Even though as chaplain Yee was not allowed to participate in the interrogation of the prisoners, he nonetheless formed the impression that most of the hapless prisoners arrested or captured in the war in Afghanistan had no idea why they were taken, were never informed of any formal charges, what they were doing in Guantanamo or when, if ever, they could hope to be released. After being in the state of indefinite limbo, most became severely depressed and some became suicidal.

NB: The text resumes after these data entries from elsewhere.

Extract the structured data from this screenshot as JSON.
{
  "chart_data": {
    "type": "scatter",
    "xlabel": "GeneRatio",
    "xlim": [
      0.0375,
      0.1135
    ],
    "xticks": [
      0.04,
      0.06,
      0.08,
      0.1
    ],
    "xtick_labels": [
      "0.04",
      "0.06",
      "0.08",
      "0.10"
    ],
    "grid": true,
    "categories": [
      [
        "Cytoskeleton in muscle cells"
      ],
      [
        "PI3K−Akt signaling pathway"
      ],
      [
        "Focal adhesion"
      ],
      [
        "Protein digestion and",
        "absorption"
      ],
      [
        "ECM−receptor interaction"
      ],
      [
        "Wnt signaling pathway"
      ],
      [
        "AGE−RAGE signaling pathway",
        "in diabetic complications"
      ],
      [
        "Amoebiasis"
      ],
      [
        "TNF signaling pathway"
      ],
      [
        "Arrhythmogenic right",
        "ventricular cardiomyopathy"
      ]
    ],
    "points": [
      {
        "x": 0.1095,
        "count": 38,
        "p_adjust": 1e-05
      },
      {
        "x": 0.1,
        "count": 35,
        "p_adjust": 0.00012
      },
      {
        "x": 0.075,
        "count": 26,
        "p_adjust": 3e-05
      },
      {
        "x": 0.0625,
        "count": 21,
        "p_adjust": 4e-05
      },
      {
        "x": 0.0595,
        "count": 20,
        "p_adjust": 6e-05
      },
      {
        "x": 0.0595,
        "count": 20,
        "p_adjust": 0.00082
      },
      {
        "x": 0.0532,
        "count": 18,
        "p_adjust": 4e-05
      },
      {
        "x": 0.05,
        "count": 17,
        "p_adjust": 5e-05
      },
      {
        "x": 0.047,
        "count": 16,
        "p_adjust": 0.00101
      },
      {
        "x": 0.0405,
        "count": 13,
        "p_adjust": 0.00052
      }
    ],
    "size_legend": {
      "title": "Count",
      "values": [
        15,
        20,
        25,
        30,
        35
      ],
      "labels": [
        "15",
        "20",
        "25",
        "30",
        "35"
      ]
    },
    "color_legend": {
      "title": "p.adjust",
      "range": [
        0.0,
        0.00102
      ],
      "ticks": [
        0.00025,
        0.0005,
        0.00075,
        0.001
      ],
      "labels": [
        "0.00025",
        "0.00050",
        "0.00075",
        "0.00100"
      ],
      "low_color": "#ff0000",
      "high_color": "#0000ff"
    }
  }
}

There are still some 550 prisoners remaining captive at Guantanamo today and most of them have been there for over three years. This is going to be a thorny problem for the U.S. Only four prisoners have been charged with crimes. Someday, the Bush administration will have to find a face saving way to let the rest go. Who is going to vouch that these originally labeled enemy combatants upon gaining their freedom won’t become real combatants and try to even the score? The same General Miller is put in charge of the prisons in Iraq. How can we be sure that he is not, through his abusive approach, graduating more future terrorists that will target America?

Captain Yee received officer evaluation report from his direct commanding officers at Guantanamo that was the best ever in his military career. This was just two days before his arrest ordered by General Miller. Yee was not the only member of his staff that was unjustly treated.

Ahmad al-Halabi was a young American from the Air Force assigned to assist Yee. Yee considered Ahmad the “most skilled and dedicated translator” who worked at Guantanamo. He was arrested upon his return to the mainland and charged with 30 counts including espionage and terrorism. After nine months in prison, 26 charges were dismissed and he pleaded guilty to four minor offenses for time already served, reminiscent of how Dr. Lee was treated.

Ahmed Mehalba who served as a civilian linguist on Guantanamo was imprisoned for almost two years before his release. His only offense turned out to be possessing classified information. At around the same time, a white non-Muslim officer at Guantanamo charged with mishandling classified information was given an administrative reprimand and spent no time in prison. This too mirrors the disparate treatment Dr. Lee received vs. the slap on the wrist on John Deutch, former CIA director, for taking secret information home.

The lesson is painfully clear. The very ethnic minority Americans that the U.S. needs in its armed services and intelligence agencies are going to be increasingly hesitant about entering into such service. While there are fair minded officers in most branches of service, it would take running into just one like Miller to have his or her life turned upside down. It is also clear that so long as the likes of General Miller are running the war on terror, the U.S. will be fighting a losing battle, creating more enemies even as we try to curb terrorists and insurgents.